British Press Predicts Clinton
& Saddam Doomed - But
Who'll be First?
LONDON (Agence France-Press) - According to Saturday's British press, U.S. President Clinton and Iraqi leaders have one thing in common as they face off in the Gulf: They're both doomed. The only question is who'll go first.
Clinton faces a vote in Congress that will likely lead to an impeachment trial in the Senate on two counts of perjury and one each of obstruction of justice and abuse of power.
Saddam, meanwhile, has seen his country hit by three straight days of US and British air strikes for refusing to live up to his promises to cooperate with UN weapons inspectors.
All the British press struggled to keep the two stories apart. In the end, most gave in.
The mass-selling conservative tabloid Sun and the left-leaning Guardian, for instance, chose almost identical headlines.
"Doomed", screamed the Sun on its front page between pictures of the two leaders. "But who'll be finished off first?"
"Two presidents in peril - but which one will be toppled first?" asked the Guardian.
The Sun put its money on the Iraqi dictator outlasting Clinton.
Its editorial insisted it was "time for the liars to go". Clinton was too discredited to hang on if Congress voted for impeachment.
"It would be a supreme irony if he were to be out of office while Saddam remained in power," the paper added. "But it is a price Clinton must pay for betraying America."
The Daily Mail also lumped impeachment and Gulf crisis together. "As Slick Willie parties, bombing goes on," read its headline, next to a picture of the president and Hillary Clinton at a White House party.
It said the "squalid and surreal" spectacle in Washington was undermining Operation Desert Fox against Iraq, although it criticized Clinton for causing his own problems.
Few papers could avoid putting both stories, Gulf crisis and impeachment, on their front page.

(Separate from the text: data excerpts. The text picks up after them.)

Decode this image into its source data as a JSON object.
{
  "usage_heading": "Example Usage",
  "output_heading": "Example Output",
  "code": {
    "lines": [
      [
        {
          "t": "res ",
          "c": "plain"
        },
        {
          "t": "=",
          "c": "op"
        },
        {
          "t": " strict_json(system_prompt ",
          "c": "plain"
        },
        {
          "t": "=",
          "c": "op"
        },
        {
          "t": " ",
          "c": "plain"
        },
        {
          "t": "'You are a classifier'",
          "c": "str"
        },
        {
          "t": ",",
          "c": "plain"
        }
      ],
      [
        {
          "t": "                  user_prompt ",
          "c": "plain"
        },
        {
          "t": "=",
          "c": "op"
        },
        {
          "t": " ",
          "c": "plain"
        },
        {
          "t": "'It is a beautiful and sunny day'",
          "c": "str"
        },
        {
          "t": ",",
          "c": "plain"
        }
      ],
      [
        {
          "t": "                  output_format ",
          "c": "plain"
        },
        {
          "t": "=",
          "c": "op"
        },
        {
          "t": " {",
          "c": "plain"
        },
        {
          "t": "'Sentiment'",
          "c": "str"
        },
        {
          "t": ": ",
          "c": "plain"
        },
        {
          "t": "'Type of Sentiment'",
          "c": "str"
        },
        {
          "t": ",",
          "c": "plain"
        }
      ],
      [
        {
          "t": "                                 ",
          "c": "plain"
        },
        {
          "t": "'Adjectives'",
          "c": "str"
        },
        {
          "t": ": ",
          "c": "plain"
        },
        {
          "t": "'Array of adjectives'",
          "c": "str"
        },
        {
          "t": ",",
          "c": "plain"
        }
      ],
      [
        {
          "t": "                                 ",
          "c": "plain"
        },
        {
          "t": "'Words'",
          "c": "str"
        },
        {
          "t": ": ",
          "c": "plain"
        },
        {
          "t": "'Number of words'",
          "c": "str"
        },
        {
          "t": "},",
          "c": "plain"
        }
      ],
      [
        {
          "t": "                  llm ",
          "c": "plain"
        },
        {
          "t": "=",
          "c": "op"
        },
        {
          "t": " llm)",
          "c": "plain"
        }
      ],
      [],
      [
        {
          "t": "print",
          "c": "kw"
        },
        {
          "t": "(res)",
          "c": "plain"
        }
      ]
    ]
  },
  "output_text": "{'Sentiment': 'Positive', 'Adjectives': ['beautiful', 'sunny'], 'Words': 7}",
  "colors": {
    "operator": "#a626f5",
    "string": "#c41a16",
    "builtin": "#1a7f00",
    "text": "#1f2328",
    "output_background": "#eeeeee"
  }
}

The media mood remained largely in favor of military action against Iraq. One of the staunchest, the Daily Telegraph, regretted only that British Prime Minister Tony Blair would be tainted by his close ties with Clinton.
Its editorial said the U.S. president "has compromised Western policy in the Gulf by associating it with his own disgrace.
"The one comfort is that Mr. Clinton's knavery has done him no good."
The Daily Express also believed impeachment was casting a cloud over Iraq. It urged a return to priorities: crippling Saddam's regime and ensuring there was a clear strategy for dealing with the aftermath.
"This is no time for gung-ho language and military machismo and neither is it time for impeaching the American commander-in-chief."
Clinton won more vociferous backing from the Mirror tabloid. "What went on in Washington was a scandalous blot on American democracy," it stormed.
The paper said trying to impeach Clinton now was "treachery".
"Bill Clinton has little to be proud of about how he behaved over Monica Lewinsky. But the shameful behavior of his rightwing persecutors dwarfs his misdeeds."
The Times focussed its editorial on how Blair should persuade the country that launching air strikes on Iraq was right and why it was backing the United States.
It suggested he make his first nationwide broadcast this weekend to press the case for attacks.